The Spoiler Police will counter the above differences by saying that the DVR has changed the way people watch TV, negating the "event" effect. Further, they'll say, who are we to decide what's important to the enjoyment of a show? To some people, accidentally hearing ahead of time that President Logan was going to return to '24' is worthy of a comments-section jihad.

Both of those arguments are selfish.

Yes, the DVR has changed the way we watch TV. For the first time in human history, we have an easy way to record television, so you're not tied to the live TV schedule. And that's great for you! I'm glad you decided to avoid every episode of 'Breaking Bad' because you recorded all three seasons for your end-of-the-world viewing party in December of 2012. I'm sure it'll be nice to end humanity on a high note like that. But that doesn't mean it's my responsibility to shield you from spoilers. It was your decision not to watch with the rest of us, not mine.

And yes, you might be so dedicated to show purity that you believe a casting announcement put out in a press release by the show's own producers is something that shouldn't be a part of polite public discourse, but that's because you're quite possibly a crazy person.

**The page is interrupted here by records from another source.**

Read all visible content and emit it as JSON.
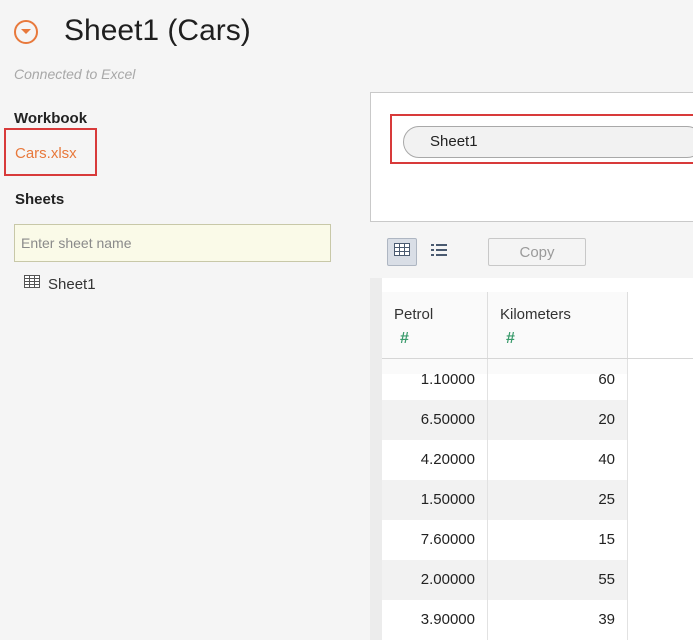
{
  "header": {
    "title": "Sheet1 (Cars)",
    "connection_status": "Connected to Excel",
    "icon": "chevron-down-circle-icon",
    "accent_color": "#e8793c"
  },
  "sidebar": {
    "workbook_heading": "Workbook",
    "workbook_file": "Cars.xlsx",
    "sheets_heading": "Sheets",
    "sheet_search_placeholder": "Enter sheet name",
    "sheet_search_value": "",
    "sheets": [
      {
        "label": "Sheet1",
        "icon": "table-icon"
      }
    ]
  },
  "canvas": {
    "table_pill": "Sheet1",
    "highlight_color": "#d83a3a"
  },
  "toolbar": {
    "grid_view_icon": "grid-view-icon",
    "list_view_icon": "list-view-icon",
    "copy_label": "Copy"
  },
  "data_grid": {
    "columns": [
      {
        "name": "Petrol",
        "type_symbol": "#"
      },
      {
        "name": "Kilometers",
        "type_symbol": "#"
      }
    ],
    "rows": [
      [
        "1.10000",
        "60"
      ],
      [
        "6.50000",
        "20"
      ],
      [
        "4.20000",
        "40"
      ],
      [
        "1.50000",
        "25"
      ],
      [
        "7.60000",
        "15"
      ],
      [
        "2.00000",
        "55"
      ],
      [
        "3.90000",
        "39"
      ]
    ]
  }
}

You need to seek treatment while the rest of us make note of the news and then get on with our lives.

The Internet shouldn't be subject to your personal whims. The Internet exists for only three purposes: to spread information, the (ahem) intelligent discussion of that information and hardcore balloon-stomping fetish porn. To ask everyone to tiptoe around the first and second of those pillars just because you DVRed 'Dexter' and haven't gotten around to watching yet is pure selfishness.

So here's my personal handbook for spoilers (note, TV Squad has a different handbook for spoilers, far kinder to the Spoiler Cops than I'm going to be):

1. Prior to a show's airing, it's okay to discuss any news put out by a show's producers, but any "inside" information is off limits.

2. Once a show begins to air, I can discuss it in real time. If you live on the West Coast, stay off of Twitter and Facebook. Sorry, it's the price you pay for great weather and loose marijuana laws.

3. After the show is finished, anything and everything is on the table. If you don't wish to hear about it, I suggest you unplug your Internet connection and move into the Unabomber Cabin.

4. Any time a Spoiler Cop complains about any of this, I will shake my head sadly at them, then give them a look that will be equal parts pity and scorn.

With that said, I now turn it over to you, the Spoiler Poilce, to tell me why I am now history's greatest monster. In the meantime, I've got to go write some more 7th-grade level 'Lost' jokes.